Walter von Andrian ist mit den ambitionierten Plänen von Bund und SBB gar nicht einverstanden. Diese haben am Montag ihre Ideen für einen 28 Kilometer langen Tunnel zwischen Aarau und Zürich vorgestellt. «In der Schweiz gäbe es dringendere Projekte, die jetzt auch einmal berücksichtigt werden sollten», kritisierte der Chefredaktor der Zeitschrift «Eisenbahn-Revue» gegenüber der «Tageschau». Als Beispiel nannte er nebst dem Tiefbahnhof in Luzern den Knoten Basel.
Auf Anfrage der BZ führt von Andrian aus: «Ich finde es verfrüht, wenn von einem Super-Tunnel für 5,5 Milliarden geträumt wird und gleichzeitig andernorts Projekte nicht realisiert werden können, weil das Geld fehlt.» Für die Finanzierung und Ausbau der Bahninfrastruktur (FABI) seien Projekte im Rahmen von mehr als 40 Milliarden Franken eingereicht worden, es stünden aber nur wenige Milliarden zur Verfügung. «Es darf nicht sein, dass immer nur an die Verbindung Bern–Zürich gedacht wird. Der Rückstau an Projekten in anderen Städten muss endlich angegangen werden.»
Der Zeitplan des zürcherisch-aargauischen Megaprojekts deutet tatsächlich auf eine direkte Konkurrenzsituation zu dem als «Herzstück» bekannten Basler S-Bahn-Tunnel unter dem Rhein (siehe Kasten), denn beide Projekte sollen im Rahmen von Fabi 2030 realisiert werden. Das bereitet auch dem Baselbieter SP-Ständerat und Verkehrspolitiker Claude Janiak Sorgen: «Für die SBB gibt es offensichtlich nur die Ost-West-Achse. Dabei gibt es sicher dringlichere Projekte als diesen Tunnel, gerade das Herzstück in Basel. Dessen Planung muss nun unbedingt weiter vorangetrieben werden.

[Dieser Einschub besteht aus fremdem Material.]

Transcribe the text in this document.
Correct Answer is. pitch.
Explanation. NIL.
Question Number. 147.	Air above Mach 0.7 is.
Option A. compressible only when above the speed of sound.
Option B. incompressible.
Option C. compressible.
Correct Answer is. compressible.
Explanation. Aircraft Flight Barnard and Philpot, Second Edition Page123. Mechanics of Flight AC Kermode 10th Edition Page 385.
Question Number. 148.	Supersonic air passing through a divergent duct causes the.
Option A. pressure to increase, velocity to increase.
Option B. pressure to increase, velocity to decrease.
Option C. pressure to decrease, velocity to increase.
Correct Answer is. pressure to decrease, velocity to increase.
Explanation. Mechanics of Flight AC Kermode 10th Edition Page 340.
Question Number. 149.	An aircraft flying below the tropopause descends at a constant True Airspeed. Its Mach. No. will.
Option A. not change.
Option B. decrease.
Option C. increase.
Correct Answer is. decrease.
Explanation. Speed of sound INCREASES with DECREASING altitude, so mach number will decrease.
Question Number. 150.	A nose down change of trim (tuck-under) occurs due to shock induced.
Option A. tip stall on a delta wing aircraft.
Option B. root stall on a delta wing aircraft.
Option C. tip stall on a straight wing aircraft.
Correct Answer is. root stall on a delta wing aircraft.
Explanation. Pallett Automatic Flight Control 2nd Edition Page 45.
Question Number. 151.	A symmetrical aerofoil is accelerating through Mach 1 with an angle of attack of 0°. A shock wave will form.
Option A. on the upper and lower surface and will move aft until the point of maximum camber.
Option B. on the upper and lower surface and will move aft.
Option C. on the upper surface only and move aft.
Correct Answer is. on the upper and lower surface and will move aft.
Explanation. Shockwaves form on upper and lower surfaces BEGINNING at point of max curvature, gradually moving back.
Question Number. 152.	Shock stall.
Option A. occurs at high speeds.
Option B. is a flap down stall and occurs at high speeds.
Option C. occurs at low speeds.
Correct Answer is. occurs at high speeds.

Dafür müssen die Kantone Druck in Bern machen.»
Für den Basler SP-Nationalrat Beat Jans kommen die Tunnelpläne «völlig überraschend». Er befürchtet, dass der national sowie regional wichtige dritte Juradurchstich aufs Abstellgleis geschoben werden könnte. «Dazu kommt, dass mit der Gotthardtunnel-Eröffnung im Sommer der Druck auf die Nord-Süd-Achse weiter ansteigt und die Region Basel zum eigentlichen Nadelöhr wird.
Wir laufen hier auf einen Riesen-Stau zu, und trotzdem werden immer wieder andere Projekte vorgezogen», sagt Jans. Und sein Partei- und Ratskollege aus dem Baselbiet, Eric Nussbaumer, fügt an: «Die grosse Herausforderung liegt in den Agglomerationen. Vor allem diese müssen hochattraktiv sein. Sonst ist das Pendeln nach Zürich irgendwann attraktiver als leben und arbeiten vor Ort.» CVP-Nationalrätin Elisabeth Schneider-Schneiter macht sich um das Herzstück noch keine Sorgen. Die Baselbieterin sagt, dass der Verteilkampf unter den Regionen ohnehin ständig tobe. «Ich hoffe einzig, dass die Region Basel aus der Vergangenheit gelernt hat und für ihre Anliegen weiter Druck macht.»
Von diesem politischen Sich-für-die-eigenen-Anliegen-Einsetzen rät «Eisenbahn-Revue»-Chefredaktor von Andrian dringend ab. «Es wäre vorteilhaft, wenn sich die Politiker anderer Kantone zusammenschlössen und nicht immer nur für die eigenen Projekte schauen, sondern füreinander einstehen, um ein Gegengewicht zur Verbindung Bern–Zürich zu schaffen.»
«Der geplante Ausbau in Basel – Stichwort Herzstück – ist meiner Einschätzung nach nicht ideal, weil er einzig den Nahverkehr fördert. Was es bräuchte, ist eine vernünftige Lösung, die sowohl im Fern- als auch im Nahverkehr Verbesserungen bringt», so von Andrian. Wenn eine Verbindung unter dem Rhein geschaffen werde, dann sollte diese unbedingt auch für den Fernverkehr nutzbar sein, damit Züge aus Deutschland in Basel nicht mehr wenden müssen, bevor sie nach Zürich, Luzern oder Bern weiterfahren. Solche Überlegungen seien in der Planung jedoch zu wenig berücksichtigt worden: «Es ist ein allgemeines Problem, nicht nur in Basel, dass Nah- und Fernverkehr zu wenig als Ganzes gesehen werden.»